Assim que recriou a espada de chamas, Coiote surgiu ao lado de Kamito e tentou golpeá-lo por baixo e por cima, num movimento em forma de tesoura. Kamito mal o acompanhou, mas desviou a tempo e bloqueou um dos ataques com a lâmina.
— A velocidade aumentou?! Então era como eu suspeitava. A Manifestação dele é realmente a velocidade. E ele fica muito mais veloz quando manifesta muito mais energia, principalmente com sua Relíquia.
— Qual o problema?! Você não conseguiu acompanhar aquele golpe simples?! Pensei que você era capaz de me acompanhar, ou estava só convencido?! Não interessa, você morrerá aqui mesmo.

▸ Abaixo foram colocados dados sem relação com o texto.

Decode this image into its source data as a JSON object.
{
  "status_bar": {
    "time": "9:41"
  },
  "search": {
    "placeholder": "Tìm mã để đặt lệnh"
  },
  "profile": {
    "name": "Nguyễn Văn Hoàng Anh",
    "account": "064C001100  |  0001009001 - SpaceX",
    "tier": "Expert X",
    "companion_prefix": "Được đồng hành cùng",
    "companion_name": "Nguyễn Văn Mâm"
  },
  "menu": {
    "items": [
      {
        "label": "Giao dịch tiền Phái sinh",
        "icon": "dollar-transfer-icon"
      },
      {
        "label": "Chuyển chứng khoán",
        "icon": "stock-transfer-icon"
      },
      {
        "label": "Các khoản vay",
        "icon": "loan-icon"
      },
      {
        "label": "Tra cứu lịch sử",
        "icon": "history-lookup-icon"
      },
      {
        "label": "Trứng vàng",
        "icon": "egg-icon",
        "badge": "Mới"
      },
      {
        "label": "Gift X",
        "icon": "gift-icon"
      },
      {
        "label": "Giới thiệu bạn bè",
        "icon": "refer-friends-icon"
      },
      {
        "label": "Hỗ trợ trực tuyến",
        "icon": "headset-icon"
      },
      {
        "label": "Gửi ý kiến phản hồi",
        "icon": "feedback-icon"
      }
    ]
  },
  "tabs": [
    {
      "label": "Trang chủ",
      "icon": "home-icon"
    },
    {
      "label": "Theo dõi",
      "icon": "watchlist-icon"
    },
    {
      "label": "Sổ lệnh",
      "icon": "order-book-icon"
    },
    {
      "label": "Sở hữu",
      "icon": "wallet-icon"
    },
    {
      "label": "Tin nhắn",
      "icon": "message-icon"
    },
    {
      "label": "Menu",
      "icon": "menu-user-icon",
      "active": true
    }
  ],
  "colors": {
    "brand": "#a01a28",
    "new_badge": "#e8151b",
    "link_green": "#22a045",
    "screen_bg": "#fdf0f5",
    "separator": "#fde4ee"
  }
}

Coiote zombou, avançando de novo com ainda mais rapidez. Por um instante desapareceu da visão de Kamito, o suficiente para agarrá-lo pelo cachecol e arremessá-lo contra a parede. Assim que Kamito bateu na parede, Coiote investiu com as presas, mas Kamito conseguiu escapar por pouco e desviar.
— Hahahahahaha! — Coiote provocou, rodopiando as lâminas — Toda a sua confiança se foi com apenas isso?! Vamos, Kamito, faça alguma coisa, ou essa luta acabará como a outra!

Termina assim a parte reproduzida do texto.